L’assainissement individuel des eaux usées a d’ailleurs déjà montré ses limites en termes d’efficacité et c’est la raison pour laquelle une Gestion Publique de l’Assainissement Autonome sera mise en place pour y remédier.
En outre, de plus en plus de problèmes récurrents de retour d’eau vers les réseaux se produisent à partir d’installations privées d’approvisionnement alternatif qui mettent la santé publique en danger (non-conformités, voire absence des protections contre le retour d’eau). Pour cette raison, le Gouvernement wallon mettra en place prochainement le Passeport « Eau-Habitation » qui visera à détecter ces situations et imposer la mise en conformité.
En fait, les enjeux de l’approche défendue par Monsieur Minguet ne sont pas tant ceux de la disparition du modèle de distribution collective qui restera nécessaire pour garantir l’accès à l’eau à tous, que ceux d’une évolution vers une posture de plus en plus individualiste qui créera des disparités croissantes entre les citoyens, entre ceux qui auront la possibilité de mettre en place des réseaux locaux et ceux qui n’en auront pas les moyens.
Ce sont pourtant ces derniers qui devront faire face à l’augmentation du prix de l’eau du fait de la mise à mal du modèle basé sur la solidarité. Les volumes d’eau qui ne seront plus consommés sur le réseau de distribution publique ne participeront pas à l’effort de mutualisation des coûts, dans un contexte de diminution générale des consommations qui engendre déjà des tensions sur le prix de l’eau et sur le modèle d’une alimentation collective et solidaire de la population, des consommateurs les plus faibles en particulier.

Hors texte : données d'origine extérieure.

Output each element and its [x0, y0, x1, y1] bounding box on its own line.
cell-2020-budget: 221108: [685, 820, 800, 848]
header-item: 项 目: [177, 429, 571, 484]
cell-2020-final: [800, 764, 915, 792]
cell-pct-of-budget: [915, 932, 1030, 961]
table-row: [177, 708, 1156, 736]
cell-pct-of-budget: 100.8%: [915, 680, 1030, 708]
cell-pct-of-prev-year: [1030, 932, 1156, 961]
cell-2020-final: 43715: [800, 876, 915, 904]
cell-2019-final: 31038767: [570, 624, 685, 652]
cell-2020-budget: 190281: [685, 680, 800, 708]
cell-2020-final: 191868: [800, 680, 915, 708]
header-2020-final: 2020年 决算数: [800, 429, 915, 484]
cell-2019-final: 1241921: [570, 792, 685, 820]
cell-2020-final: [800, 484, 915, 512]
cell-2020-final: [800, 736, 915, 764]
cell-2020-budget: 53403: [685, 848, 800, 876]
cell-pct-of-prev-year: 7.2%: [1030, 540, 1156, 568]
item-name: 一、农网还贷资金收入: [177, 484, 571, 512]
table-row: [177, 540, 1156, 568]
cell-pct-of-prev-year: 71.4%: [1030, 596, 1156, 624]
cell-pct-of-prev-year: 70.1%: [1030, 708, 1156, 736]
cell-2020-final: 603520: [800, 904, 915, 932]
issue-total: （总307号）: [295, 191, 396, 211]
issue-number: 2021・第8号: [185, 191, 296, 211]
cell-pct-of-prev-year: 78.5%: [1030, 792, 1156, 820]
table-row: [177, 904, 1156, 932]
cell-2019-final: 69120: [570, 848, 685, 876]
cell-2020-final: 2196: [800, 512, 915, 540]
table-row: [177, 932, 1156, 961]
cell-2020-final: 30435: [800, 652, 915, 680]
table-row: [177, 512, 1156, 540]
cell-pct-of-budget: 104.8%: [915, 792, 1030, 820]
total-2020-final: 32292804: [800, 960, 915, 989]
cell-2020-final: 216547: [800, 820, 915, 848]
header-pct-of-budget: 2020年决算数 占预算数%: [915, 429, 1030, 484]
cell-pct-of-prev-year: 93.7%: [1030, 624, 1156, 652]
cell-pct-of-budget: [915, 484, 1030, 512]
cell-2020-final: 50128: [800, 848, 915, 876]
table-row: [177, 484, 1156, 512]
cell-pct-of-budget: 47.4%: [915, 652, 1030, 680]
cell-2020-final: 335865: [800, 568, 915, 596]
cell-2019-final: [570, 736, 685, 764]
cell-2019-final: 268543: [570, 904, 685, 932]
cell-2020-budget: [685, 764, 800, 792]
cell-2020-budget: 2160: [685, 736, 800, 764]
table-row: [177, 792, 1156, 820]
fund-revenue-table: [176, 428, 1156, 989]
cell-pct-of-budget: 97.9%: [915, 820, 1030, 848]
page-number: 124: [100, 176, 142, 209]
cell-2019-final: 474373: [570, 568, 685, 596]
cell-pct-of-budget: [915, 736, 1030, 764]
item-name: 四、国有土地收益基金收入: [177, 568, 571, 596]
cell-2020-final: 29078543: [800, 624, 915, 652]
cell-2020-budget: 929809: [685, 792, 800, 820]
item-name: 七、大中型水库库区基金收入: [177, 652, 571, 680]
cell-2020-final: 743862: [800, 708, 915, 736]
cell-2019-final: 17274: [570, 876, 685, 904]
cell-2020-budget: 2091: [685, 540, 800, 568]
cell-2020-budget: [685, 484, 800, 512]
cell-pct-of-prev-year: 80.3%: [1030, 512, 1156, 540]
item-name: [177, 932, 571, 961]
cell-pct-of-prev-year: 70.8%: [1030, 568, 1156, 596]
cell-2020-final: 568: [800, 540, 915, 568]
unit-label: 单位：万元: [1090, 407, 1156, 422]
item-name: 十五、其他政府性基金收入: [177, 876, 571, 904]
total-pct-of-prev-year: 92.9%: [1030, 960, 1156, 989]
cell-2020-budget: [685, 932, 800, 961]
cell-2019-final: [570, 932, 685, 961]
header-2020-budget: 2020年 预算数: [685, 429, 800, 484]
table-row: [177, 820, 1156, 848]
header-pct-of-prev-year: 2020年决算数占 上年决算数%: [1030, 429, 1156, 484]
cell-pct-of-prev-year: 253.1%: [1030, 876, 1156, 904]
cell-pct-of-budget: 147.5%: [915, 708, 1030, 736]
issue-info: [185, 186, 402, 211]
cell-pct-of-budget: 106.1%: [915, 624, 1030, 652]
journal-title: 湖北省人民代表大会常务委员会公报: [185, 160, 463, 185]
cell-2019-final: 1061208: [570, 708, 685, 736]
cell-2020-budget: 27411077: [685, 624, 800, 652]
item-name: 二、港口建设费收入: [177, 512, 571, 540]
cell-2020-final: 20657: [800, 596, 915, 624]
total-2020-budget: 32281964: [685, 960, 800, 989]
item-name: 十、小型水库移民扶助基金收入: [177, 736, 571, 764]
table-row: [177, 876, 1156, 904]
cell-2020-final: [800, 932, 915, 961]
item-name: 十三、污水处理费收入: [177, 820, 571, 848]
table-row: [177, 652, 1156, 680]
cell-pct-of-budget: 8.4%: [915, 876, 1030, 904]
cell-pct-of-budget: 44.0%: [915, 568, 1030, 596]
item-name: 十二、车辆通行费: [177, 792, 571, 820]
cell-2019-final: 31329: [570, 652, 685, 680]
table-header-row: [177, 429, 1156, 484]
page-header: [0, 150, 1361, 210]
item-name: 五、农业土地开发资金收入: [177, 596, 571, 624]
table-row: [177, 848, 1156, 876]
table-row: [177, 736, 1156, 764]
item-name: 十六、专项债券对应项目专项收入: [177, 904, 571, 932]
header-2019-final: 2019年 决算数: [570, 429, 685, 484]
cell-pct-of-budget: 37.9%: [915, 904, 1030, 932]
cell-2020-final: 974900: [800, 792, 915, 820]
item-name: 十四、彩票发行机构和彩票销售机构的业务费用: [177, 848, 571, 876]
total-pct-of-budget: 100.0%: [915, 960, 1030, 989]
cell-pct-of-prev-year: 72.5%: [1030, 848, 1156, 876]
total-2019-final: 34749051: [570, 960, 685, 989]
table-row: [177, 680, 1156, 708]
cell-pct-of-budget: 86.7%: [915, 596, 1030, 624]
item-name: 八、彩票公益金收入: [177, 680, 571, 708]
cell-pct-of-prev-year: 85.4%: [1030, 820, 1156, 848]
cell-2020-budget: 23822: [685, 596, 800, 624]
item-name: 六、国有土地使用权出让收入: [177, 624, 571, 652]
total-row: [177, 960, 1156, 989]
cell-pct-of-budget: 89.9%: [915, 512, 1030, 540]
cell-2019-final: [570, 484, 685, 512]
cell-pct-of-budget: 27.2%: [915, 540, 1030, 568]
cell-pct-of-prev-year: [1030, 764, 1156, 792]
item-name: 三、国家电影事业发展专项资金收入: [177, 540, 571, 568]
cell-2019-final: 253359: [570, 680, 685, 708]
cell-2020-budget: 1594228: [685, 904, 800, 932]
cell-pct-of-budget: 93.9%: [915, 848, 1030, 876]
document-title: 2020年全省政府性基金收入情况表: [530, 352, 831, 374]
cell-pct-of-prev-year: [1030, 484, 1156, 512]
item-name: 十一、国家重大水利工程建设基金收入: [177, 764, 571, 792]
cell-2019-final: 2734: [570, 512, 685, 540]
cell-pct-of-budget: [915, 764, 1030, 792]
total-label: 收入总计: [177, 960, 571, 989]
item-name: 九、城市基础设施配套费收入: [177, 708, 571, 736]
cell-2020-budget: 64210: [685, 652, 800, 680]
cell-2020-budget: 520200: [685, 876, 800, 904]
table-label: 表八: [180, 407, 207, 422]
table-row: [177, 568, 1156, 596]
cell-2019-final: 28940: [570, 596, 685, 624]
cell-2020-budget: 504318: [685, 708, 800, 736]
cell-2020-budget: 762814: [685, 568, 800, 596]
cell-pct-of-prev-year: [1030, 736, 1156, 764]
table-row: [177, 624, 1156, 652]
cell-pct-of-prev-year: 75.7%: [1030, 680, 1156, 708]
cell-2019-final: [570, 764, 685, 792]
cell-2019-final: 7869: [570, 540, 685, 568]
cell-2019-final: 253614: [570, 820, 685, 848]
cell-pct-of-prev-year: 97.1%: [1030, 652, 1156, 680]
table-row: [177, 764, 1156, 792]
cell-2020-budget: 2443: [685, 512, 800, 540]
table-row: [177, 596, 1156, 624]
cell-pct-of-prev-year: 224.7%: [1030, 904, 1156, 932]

Cette injustice sera d’autant plus flagrante que les utilisateurs du réseau de distribution publique devront aussi payer pour garantir ponctuellement l’approvisionnement des habitants de ces quartiers « autonomes » en cas de disfonctionnement de leur propre système. Les distributeurs publics devront en effet surdimensionner leurs installations, occasionnant des surcoûts qui auront des conséquences sur le prix ainsi que sur la qualité de l’eau distribuée en réduisant la capacité de son renouvellement dans les conduites.
Enfin, cet individualisme forcené pèsera aussi sur l’alimentation du Fonds Social de l’Eau qui constitue pourtant un modèle de solidarité envers les plus démunis, unique au monde et qui a été présenté au Forum Mondial de l’Eau en Corée à la demande des organisateurs.
Ce n’est donc pas du droit à disposer d’un bien commun qu’il doit être question, mais bien du choix politique d’un modèle qui est le plus apte à garantir un accès à l’eau et à l’assainissement pour tous, dans des conditions économiques justes et mutualisées.
La S.A. AQUAWAL est l’Union professionnelle des opérateurs du cycle de l’eau potable en Wallonie. Elle regroupe des principaux producteurs et distributeurs d’eau, l’ensemble des Organismes d’assainissement agréés en Wallonie et la Société publique de Gestion de l’Eau (SPGE).